Il volume, scritto a quattro mani, propone una narrazione che unisce mito e storia, accompagnando il lettore in un viaggio tra filosofia, pensiero, rivoluzioni politiche e difesa del patrimonio culturale. È un’opera che invita a riflettere sul significato della memoria nella costruzione dell’identità territoriale, facendo emergere il ruolo del Cilento come crocevia di civiltà millenarie.

Il giorno successivo, giovedì 4 settembre, il libro sarà presentato anche a Castellabate, nello scenario del Castello dell’Abate.
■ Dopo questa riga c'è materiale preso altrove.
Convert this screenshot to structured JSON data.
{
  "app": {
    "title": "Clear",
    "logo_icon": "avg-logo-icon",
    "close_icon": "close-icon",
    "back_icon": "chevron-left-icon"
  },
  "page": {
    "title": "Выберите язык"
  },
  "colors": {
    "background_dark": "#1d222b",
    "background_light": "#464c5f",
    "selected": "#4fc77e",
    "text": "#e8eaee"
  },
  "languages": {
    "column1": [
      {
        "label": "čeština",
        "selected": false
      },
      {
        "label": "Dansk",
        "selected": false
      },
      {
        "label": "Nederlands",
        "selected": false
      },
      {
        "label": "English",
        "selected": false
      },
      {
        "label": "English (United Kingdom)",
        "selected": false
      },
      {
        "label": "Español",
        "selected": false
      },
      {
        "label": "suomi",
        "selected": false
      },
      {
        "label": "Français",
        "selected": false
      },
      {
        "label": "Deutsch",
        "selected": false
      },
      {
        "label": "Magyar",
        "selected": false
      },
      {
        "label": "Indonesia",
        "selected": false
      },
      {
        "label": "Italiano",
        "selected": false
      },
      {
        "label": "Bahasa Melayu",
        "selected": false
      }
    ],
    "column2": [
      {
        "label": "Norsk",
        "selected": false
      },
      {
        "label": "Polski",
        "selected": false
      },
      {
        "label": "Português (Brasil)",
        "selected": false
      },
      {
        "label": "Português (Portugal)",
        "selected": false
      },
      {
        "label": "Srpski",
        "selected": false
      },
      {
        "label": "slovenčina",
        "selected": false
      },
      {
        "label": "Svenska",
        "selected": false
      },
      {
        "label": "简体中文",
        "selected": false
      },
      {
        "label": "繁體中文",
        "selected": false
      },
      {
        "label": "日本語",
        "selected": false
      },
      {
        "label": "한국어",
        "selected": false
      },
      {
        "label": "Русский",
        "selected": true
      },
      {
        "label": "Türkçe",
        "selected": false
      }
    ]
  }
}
All’incontro, che vedrà la partecipazione del sindaco Marco Rizzo, interverrà anche il docente universitario Nicola Lettieri dell’Università del Sannio, che dialogherà con gli autori offrendo ulteriori chiavi di lettura.
Un viaggio culturale che restituisce alla memoria collettiva il valore universale di una terra che, come ricordava Giuseppe Ungaretti, rappresenta una “civiltà assai rara”, capace di fondere passato e presente in un unico mosaico.
Con Il Ponte di Ferro, Botti e Maldonato consegnano al pubblico non solo un saggio di approfondimento, ma anche un’occasione per riscoprire la ricchezza storica e culturale del Cilento, un territorio che continua a sorprendere e a raccontarsi attraverso la voce dei suoi studiosi e appassionati.